"Todo aquele que ler estas explanações, quando tiver certeza do que afirmo, caminhe lado a lado comigo; quando duvidar como eu, investigue comigo; quando reconhecer que foi seu o erro, venha ter comigo; se o erro for meu, chame minha atenção. Assim haveremos de palmilhar juntos o caminho da caridade em direção àquele de quem está dito: Buscai sempre a Sua face."

Agostinho de Hipona

21 de outubro de 2009

Lembranças "pentecostais"


Esse mês completei 30 anos. A Igreja sempre fez parte da minha vida. Muitas lembranças. Boas e ruins. Quero compartilhar com vocês algumas delas, que tentarei colocar em ordem cronológica. Fiquem à vontade para comentar e também contar as suas histórias...

Nos meus dois anos de idade, por causa de uma irritação profunda na minha pele (manchas e assaduras em todo corpo) meus pais, depois de passarem até por benzedeiros, permitiram que um obreiro da Assembléia de Deus de Joinville, irmão Adelino, orasse por mim e fui sarado da tal enfermidade. Esse foi um dos motivos de aproximação dos meus pais com o Evangelho meses depois desse acontecimento.

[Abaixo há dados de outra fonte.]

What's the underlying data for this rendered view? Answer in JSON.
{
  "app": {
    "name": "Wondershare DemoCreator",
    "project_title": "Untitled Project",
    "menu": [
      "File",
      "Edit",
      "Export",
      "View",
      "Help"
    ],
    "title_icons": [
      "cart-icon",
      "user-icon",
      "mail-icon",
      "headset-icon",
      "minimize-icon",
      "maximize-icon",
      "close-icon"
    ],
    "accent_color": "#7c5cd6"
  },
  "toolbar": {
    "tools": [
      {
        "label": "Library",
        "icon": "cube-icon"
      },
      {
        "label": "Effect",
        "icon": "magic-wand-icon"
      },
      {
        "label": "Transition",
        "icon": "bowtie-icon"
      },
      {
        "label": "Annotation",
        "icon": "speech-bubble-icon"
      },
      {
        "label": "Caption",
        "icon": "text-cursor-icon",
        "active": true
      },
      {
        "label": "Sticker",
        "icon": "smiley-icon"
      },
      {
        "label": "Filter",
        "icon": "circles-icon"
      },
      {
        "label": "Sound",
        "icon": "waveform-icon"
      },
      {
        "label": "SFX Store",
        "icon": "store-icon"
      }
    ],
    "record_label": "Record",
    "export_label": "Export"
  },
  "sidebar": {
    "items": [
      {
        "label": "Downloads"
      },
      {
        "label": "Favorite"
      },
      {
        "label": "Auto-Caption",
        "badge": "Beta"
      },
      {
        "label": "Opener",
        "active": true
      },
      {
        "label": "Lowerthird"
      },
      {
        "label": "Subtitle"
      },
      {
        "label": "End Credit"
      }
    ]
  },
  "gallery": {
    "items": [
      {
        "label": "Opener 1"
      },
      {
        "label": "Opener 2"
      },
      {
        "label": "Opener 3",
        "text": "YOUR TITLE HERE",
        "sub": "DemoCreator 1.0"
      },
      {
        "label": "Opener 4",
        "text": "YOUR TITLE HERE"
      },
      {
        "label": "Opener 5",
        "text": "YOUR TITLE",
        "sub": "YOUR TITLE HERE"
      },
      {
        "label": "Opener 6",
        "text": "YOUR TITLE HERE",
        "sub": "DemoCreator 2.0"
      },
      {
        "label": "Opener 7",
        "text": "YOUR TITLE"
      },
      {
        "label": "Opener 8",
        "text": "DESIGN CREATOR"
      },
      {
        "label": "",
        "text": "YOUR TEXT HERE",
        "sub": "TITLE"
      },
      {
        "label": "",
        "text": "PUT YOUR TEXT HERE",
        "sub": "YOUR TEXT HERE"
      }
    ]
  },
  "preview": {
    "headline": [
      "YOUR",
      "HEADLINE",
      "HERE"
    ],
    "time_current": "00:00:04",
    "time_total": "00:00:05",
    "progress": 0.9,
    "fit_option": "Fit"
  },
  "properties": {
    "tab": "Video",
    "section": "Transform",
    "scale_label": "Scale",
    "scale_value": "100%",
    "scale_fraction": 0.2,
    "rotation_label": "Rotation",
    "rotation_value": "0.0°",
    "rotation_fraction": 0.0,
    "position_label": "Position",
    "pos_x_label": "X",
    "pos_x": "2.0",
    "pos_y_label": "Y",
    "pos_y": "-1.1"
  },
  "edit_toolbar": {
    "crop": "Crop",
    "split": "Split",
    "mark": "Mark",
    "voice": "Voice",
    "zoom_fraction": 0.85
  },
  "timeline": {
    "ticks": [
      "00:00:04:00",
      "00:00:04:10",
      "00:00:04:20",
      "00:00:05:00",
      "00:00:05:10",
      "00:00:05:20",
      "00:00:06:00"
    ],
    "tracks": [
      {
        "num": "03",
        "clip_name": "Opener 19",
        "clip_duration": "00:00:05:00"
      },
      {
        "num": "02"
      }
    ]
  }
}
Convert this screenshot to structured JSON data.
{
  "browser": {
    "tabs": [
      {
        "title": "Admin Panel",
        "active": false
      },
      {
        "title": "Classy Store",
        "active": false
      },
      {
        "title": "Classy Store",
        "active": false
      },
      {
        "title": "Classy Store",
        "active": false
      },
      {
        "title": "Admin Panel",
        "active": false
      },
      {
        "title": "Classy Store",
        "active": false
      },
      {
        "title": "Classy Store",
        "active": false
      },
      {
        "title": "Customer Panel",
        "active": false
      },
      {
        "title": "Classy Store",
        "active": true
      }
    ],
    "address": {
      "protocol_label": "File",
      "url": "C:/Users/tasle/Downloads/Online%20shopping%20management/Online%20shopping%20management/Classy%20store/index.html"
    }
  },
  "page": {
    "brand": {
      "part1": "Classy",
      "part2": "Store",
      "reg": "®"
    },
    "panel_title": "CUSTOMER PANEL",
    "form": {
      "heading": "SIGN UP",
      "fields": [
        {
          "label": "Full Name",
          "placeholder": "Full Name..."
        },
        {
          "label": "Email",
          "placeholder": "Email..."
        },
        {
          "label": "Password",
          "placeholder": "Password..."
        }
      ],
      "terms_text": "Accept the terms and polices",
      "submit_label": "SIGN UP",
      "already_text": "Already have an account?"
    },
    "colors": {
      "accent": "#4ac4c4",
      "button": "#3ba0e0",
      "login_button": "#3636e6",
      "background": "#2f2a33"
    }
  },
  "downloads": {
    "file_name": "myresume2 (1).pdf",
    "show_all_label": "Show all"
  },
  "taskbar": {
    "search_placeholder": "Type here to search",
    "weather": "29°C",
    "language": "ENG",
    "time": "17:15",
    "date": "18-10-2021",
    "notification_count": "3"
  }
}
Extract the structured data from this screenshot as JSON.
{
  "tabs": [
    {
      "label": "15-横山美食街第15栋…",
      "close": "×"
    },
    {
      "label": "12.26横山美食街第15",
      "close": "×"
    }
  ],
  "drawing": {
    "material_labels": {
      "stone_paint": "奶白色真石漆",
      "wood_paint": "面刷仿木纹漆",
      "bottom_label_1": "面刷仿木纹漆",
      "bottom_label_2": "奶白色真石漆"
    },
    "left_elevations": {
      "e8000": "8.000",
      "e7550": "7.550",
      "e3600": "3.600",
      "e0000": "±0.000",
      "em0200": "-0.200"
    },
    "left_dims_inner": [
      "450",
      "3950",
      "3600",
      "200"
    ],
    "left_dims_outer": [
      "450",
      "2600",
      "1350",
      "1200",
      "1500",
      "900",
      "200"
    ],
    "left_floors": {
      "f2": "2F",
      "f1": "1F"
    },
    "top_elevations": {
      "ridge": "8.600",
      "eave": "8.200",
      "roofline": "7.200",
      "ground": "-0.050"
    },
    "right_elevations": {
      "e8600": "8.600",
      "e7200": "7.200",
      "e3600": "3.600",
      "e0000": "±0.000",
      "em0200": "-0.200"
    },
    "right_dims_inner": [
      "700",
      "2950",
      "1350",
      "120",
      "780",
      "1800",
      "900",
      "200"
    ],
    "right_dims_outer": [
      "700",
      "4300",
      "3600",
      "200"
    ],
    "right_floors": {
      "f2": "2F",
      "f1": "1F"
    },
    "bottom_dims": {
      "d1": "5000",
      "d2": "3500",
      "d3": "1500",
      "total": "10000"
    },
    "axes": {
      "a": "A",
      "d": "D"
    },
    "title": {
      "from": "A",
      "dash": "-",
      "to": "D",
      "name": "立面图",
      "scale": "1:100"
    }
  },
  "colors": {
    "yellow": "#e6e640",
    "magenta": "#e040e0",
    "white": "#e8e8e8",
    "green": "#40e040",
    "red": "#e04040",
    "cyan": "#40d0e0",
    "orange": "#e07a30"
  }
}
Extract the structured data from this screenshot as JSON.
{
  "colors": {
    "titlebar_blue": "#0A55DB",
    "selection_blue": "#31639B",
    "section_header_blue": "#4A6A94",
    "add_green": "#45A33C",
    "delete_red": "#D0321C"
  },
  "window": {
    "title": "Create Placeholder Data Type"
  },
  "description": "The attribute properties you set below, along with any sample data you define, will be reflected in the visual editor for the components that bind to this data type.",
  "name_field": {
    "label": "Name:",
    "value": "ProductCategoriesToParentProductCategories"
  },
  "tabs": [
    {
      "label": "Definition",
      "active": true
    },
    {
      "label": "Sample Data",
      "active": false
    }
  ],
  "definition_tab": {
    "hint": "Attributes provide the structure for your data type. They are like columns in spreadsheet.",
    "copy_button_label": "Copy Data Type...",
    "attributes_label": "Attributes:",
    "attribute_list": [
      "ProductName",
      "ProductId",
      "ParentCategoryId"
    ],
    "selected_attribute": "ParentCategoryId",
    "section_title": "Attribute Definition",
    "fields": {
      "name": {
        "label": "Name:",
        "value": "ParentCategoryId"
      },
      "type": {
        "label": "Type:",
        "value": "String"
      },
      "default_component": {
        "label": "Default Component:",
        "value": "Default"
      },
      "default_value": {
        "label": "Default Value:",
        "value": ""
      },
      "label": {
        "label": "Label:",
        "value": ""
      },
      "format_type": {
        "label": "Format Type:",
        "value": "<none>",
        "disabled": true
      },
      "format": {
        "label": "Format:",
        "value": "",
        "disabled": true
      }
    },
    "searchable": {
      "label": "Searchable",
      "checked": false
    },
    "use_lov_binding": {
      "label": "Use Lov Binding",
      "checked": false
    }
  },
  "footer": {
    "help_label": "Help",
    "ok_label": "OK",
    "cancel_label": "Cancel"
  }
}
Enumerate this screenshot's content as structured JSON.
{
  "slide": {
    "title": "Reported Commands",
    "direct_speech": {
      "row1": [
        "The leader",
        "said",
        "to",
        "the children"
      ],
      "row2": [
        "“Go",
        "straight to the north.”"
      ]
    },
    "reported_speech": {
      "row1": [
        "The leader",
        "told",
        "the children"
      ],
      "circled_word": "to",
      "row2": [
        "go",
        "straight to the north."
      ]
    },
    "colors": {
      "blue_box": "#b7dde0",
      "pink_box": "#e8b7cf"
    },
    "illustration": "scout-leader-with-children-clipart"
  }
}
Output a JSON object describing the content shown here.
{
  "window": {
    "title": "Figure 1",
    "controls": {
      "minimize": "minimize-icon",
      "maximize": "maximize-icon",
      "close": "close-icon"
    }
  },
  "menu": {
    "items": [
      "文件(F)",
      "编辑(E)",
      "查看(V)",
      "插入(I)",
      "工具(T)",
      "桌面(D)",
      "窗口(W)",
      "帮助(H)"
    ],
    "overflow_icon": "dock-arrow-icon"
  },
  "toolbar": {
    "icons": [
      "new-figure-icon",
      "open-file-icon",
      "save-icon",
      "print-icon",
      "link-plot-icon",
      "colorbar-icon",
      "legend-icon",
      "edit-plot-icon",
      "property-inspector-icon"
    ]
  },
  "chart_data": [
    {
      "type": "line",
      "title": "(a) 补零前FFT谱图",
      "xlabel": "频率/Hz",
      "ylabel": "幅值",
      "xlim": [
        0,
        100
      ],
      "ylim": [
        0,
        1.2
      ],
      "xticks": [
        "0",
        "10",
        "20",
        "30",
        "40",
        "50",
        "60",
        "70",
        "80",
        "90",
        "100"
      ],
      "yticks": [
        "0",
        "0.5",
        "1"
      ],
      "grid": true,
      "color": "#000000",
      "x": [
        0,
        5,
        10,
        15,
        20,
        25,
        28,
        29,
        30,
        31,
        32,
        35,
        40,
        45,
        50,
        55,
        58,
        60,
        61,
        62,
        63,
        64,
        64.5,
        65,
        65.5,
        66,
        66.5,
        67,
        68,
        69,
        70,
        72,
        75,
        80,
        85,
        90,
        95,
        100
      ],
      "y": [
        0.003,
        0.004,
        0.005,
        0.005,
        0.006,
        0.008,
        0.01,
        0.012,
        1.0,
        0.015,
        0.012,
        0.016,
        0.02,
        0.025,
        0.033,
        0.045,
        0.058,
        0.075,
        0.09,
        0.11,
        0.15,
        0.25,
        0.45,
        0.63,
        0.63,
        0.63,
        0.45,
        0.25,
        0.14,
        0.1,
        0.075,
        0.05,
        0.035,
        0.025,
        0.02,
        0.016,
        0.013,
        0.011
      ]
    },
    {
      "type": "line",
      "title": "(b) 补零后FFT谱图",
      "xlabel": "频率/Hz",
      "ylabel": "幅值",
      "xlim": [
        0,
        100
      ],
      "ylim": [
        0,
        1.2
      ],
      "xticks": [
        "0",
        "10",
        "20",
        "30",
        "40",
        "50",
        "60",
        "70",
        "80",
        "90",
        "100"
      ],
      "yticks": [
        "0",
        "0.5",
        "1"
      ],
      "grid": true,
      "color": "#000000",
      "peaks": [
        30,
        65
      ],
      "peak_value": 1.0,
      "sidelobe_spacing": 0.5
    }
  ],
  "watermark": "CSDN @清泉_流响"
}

Rebuscando as mais longínquas lembranças eclesiais, consigo me lembrar até do objeto onde se coletava ofertas voluntárias durante um dos hinos da Harpa Cristã, um prato metálico com alguns desenhos geométricos, com as suas cores já desbotadas. Na falta desse receptáculo, geralmente o porteiro[1] usava a Bíblia aberta para receber as doações dos irmãos:

- Com esse hino da harpa, vamos aproveitar e fazer a coleta. Os porteiros podem se aproximar para orar! – dizia o dirigente da reunião, numa sala improvisada da casa de alguma família.

Tempos onde fervor e sinceridade se misturavam com intolerância e ignorância, produzindo por um lado frutos preciosos para o Reino de Deus e por outro, feridas e frustrações pessoais[2]. Não obstante, percebia-se claramente o mover do Espírito Santo na vida dos simples irmãos em cada passo que davam como comunidade envolvida na proclamação do Evangelho.

Uma das irmãs viu, em uma visão numa das reuniões de oração, cada um dos irmãos com um banco nas costas. Dali poucas semanas, a Igreja estava indo para outro endereço exatamente como a irmã vira anteriormente em oração. Tudo isso sem exagero e sem idolatrar ou ritualizar as manifestações do Espírito Santo, bem como os canais para essas manifestações.

Tudo era Graça e bondade de Deus. Afinal, o Espírito Santo era Deus e por isso mesmo, soberano e livre para agir apesar das nossas pressuposições.

“O vento assopra onde quer, e ouves a sua voz, mas não sabes de onde vem, nem para onde vai; assim é todo aquele que é nascido do Espírito.

(continua)

[1] Porteiro ou acomodador, que naquela época, a principal função era “vigiar” as crianças e manter a ordem nos corredores e demais dependências da Igreja. Com o mesmo rosto sério e feroz, para se fazer respeitar pelas crianças, era o mesmo que recebia um visitante.

[2] Uma postagem futura falará só sobre esse assunto.

Um comentário:

Mario Sérgio disse...

Querido amigo. Essas lembranças e observações são muito oportunas para valorização das histórias pessoais, que cada um de nós experimenta nos anos de fé. Seria interessante que todos tivessem essa preocupação de registrar suas memórias, assim nossa história ficaria mais valorizada e rica em todos os sentidos.